Hollywood Hates Hitler!
Jew-Baiting, Anti-Nazism, and the Senate Investigation into Warmongering in Motion Pictures
In September 1941, a handful of isolationist senators set out to tarnish Hollywood for warmongering. The United States was largely divided on the possibility of entering the European War, yet the immigrant moguls in Hollywood were acutely aware of the conditions in Europe. After Kristallnacht (the Night of Broken Glass), the gloves came off. Warner Bros. released the first directly anti-Nazi film in 1939 with Confessions of a Nazi Spy. Other studios followed with such films as The Mortal Storm (MGM), Man Hunt (Fox), The Man I Married (Fox), and The Great Dictator (United Artists). While these films represented a small percentage of Hollywood’s output, senators took aim at the Jews in Hollywood who were supposedly “agitating us for war” and launched an investigation that resulted in Senate Resolution 152. The resolution was aimed at both radio and movies that “have been extensively used for propaganda purposes designed to influence the public mind in the direction of participation in the European War.” When the Senate approved a subcommittee to investigate the intentions of these films, studio bosses were ready and willing to stand up against the government to defend their beloved industry. What followed was a complete embarrassment of the United States Senate and a large victory for Hollywood as well as freedom of speech.
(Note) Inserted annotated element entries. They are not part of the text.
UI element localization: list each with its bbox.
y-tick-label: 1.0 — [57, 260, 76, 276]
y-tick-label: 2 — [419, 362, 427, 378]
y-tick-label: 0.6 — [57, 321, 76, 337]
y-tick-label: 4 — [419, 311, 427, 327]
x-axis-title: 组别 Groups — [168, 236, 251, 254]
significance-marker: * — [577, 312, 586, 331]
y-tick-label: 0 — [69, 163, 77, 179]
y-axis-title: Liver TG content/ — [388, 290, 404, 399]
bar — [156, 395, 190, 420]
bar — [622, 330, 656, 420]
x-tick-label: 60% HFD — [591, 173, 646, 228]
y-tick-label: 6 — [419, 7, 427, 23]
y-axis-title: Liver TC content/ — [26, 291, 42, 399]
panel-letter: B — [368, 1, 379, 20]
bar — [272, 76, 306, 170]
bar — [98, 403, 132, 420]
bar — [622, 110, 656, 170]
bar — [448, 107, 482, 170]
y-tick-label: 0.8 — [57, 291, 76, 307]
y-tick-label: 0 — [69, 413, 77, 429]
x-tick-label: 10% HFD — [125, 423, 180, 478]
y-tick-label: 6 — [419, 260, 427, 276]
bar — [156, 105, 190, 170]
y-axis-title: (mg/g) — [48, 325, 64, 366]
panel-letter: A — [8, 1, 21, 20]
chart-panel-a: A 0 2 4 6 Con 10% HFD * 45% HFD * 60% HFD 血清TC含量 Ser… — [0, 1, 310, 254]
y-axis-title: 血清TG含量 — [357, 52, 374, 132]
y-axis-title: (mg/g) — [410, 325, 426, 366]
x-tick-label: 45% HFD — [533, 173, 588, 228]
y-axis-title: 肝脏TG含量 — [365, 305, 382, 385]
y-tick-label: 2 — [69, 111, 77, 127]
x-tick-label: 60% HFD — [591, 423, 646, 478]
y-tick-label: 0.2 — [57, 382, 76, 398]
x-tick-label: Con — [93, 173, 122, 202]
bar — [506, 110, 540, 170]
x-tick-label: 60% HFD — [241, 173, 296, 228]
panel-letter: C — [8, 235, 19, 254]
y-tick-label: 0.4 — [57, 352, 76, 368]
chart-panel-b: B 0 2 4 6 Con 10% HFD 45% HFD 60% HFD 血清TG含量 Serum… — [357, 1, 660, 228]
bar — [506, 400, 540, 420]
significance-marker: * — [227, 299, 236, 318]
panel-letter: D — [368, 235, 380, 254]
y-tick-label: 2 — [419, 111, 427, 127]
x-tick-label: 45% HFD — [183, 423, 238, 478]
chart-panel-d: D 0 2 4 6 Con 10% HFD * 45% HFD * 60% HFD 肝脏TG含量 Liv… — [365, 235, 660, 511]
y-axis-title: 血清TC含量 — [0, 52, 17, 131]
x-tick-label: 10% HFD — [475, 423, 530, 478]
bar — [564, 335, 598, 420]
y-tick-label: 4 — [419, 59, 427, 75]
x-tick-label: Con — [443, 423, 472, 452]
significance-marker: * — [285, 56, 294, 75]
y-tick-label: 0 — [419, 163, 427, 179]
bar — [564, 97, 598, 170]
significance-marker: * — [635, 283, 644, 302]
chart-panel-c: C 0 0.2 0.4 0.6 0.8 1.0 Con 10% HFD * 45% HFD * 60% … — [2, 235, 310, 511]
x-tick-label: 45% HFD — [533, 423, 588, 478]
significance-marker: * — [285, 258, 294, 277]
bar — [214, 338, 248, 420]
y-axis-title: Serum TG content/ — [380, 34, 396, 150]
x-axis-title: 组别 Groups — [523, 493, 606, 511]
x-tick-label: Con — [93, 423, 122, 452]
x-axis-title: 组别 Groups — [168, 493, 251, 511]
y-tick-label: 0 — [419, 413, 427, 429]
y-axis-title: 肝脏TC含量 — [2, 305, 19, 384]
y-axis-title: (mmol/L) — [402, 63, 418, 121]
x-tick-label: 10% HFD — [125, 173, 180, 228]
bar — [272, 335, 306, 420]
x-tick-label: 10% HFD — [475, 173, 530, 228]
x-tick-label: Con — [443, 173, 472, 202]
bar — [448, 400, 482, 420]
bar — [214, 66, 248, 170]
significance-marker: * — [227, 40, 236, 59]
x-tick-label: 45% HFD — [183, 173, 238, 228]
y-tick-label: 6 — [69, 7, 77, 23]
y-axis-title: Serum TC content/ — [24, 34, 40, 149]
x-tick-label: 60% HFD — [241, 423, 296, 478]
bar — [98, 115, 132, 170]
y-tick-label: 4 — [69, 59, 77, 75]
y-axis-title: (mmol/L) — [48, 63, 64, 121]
Many works of American film history only skim the surface of the 1941 investigation of Hollywood. In Hollywood Hates Hitler! Jew-Baiting, Anti-Nazism, and the Senate Investigation into Warmongering in Motion Pictures, author Chris Yogerst examines the years leading up to and through the Senate Investigation into Motion Picture War Propaganda, detailing the isolationist senators’ relationship with the America First movement. Through his use of primary documents and lengthy congressional records, Yogerst paints a picture of the investigation’s daily events both on Capitol Hill and in the national press.
Hollywood Hates Hitler! densely packs facts, quotes, and references into its slim page count. . . . Yogerst’s research is impeccable, and his book is an important contribution to film history scholarship.
. . . Yogerst’s work to bring a fresh look to a forgotten moment in the relationship between the US government and the film industry and his well-executed look at the power of the press to impact political actions and congressional investigations.
Yogerst is right to deeply excavate this moment in history for further study, and his clear, engaging account of the often theatrical hearings makes Hollywood Hates Hitler! essential reading for film scholars and casual historians alike.
Here is fresh research on a fascinating period in Hollywood history, when Washington first clashed with movie studio chiefs who dared to question America’s isolationism. Yogerst has done his homework and provides a compelling narrative of events leading up to our involvement in World War II.
In 1941, mere months before Pearl Harbor, the US Senate charged Hollywood with the thought-and-image crime of producing anti-Nazi motion pictures. In Hollywood Hates Hitler!, the movie-minded cultural historian Chris Yogerst brings his sure authority and sharp insight to this fascinating and little-known political inquisition, staged in a congressional hearing room at a pivotal moment in American history. Yogerst provides an absorbing and illuminating account of the epochal face-off—and shows how the Washington senators, despite the home field advantage, were roundly trounced by the Hollywood moguls.
With impressive research matched by rare illustrations, Chris Yogerst sheds light on a little-known dark corner in US film history, the 1941 congressional attack on Hollywood that was whipped up by isolationists, anti-Semites, Red-baiters, and fascist sympathizers, with many nestled in the film colony itself. The politics mirror America at large and foreshadow the Hollywood blacklist.
Senator Nye’s ‘investigation’ has been neglected, and Chris Yogerst has made an absorbing tale out of it.
Chris Yogerst is assistant professor of communication in the Department of Arts and Humanities at the University of Wisconsin–Milwaukee. He is author of From the Headlines to Hollywood: The Birth and Boom of Warner Bros. His work has appeared in such publications as the Washington Post, Los Angeles Review of Books, Journal of American Culture, and Historical Journal of Film, Radio, and Television.